Planet Nine has little in common with Pluto, the planet Brown is often accused of “killing,” because his research led to its declassification.
According to Batygin, Planet Nine is about 10 times “more massive” than Earth, takes 10,000 to 20,000 years to orbit the sun and — unlike other planets in the solar system — has an elliptical rather than circular orbit.
“We haven’t seen Planet Nine directly. … We do, however, know that it’s there based on the gravitational influence it exerts upon the field of debris beyond Neptune, called the Kuiper belt,” Batygin said.
Objects in our solar system with distant orbits — more than 400 years — appear clustered together in space, Batygin said. The only “viable explanation” for this “anomalous” physical clustering is a distant planet’s existence, according to Batygin.
The problem for researchers now lies in locating Planet Nine.
“It’s much, much harder than finding a needle in a haystack — it’s like finding a needle in a billion haystacks but with the advantage that you’re allowed to use computers to help you search,” said Yale professor of astronomy Greg Laughlin, who with graduate student Sarah Millholland used simulations to further define Planet Nine’s orbital parameters.
Brown, Batygin and other astronomers’ search for Planet Nine often involves meticulously scanning the night sky with a telescope, the direct method used to locate Uranus and Neptune.
Rather than capturing new images, Medford and Goldstein are repurposing past data through a new software developed with their faculty advisor, adjunct professor of astronomy Peter Nugent.
Looking at about a million images previously collected from a San Diego-based telescope, software overlaps the images and subtracts known objects such as stars: locating objects that change from night to night in a specific section of the sky.
Their system then guesses the direction of the planet’s orbit, shifts the millions of images along the possible ellipses and adds them together.
“In doing so, you hope to bring out from the background signals or planets that would otherwise be invisible in any one single image,” Medford said.
According to Medford, around 10 billion ways to combine the images exist. Even if the methodology doesn’t locate Planet Nine, it could narrow the search area or help locate new objects.
“I think it’d be the absolute coolest way to discover Planet Nine because they’re looking within existing data,” Batygin said.
Laughlin places the odds of finding Planet Nine around fifty-fifty.
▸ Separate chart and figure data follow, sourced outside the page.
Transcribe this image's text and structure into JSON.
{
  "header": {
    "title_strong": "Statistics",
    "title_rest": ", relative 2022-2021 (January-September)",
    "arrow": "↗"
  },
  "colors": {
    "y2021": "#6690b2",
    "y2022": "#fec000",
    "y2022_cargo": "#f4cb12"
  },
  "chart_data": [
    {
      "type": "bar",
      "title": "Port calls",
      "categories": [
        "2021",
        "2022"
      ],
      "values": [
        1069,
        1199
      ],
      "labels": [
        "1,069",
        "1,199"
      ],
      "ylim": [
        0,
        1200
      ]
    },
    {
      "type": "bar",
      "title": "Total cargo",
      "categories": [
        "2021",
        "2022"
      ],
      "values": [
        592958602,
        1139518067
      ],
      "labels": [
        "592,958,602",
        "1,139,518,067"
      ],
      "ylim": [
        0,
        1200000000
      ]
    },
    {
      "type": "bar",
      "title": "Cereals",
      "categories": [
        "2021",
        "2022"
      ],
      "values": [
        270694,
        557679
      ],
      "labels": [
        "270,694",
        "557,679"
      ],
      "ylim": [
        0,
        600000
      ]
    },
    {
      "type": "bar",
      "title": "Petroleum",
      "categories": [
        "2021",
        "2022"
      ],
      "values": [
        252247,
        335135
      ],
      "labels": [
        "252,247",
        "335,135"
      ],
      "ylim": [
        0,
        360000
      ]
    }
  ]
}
He believes locating Planet Nine — “a discovery that’d be just about the biggest thing that could happen in astronomy, and maybe all of science in the near term” — may lie in the combination of different researchers’ theoretical, simulation and data-mining approaches.
According to Medford, finding Planet Nine could indicate the solar system is “much bigger than we think.”
“If something that big formed that far out, then our idea of the early conditions of the early solar system is maybe missing some pieces,” Goldstein said.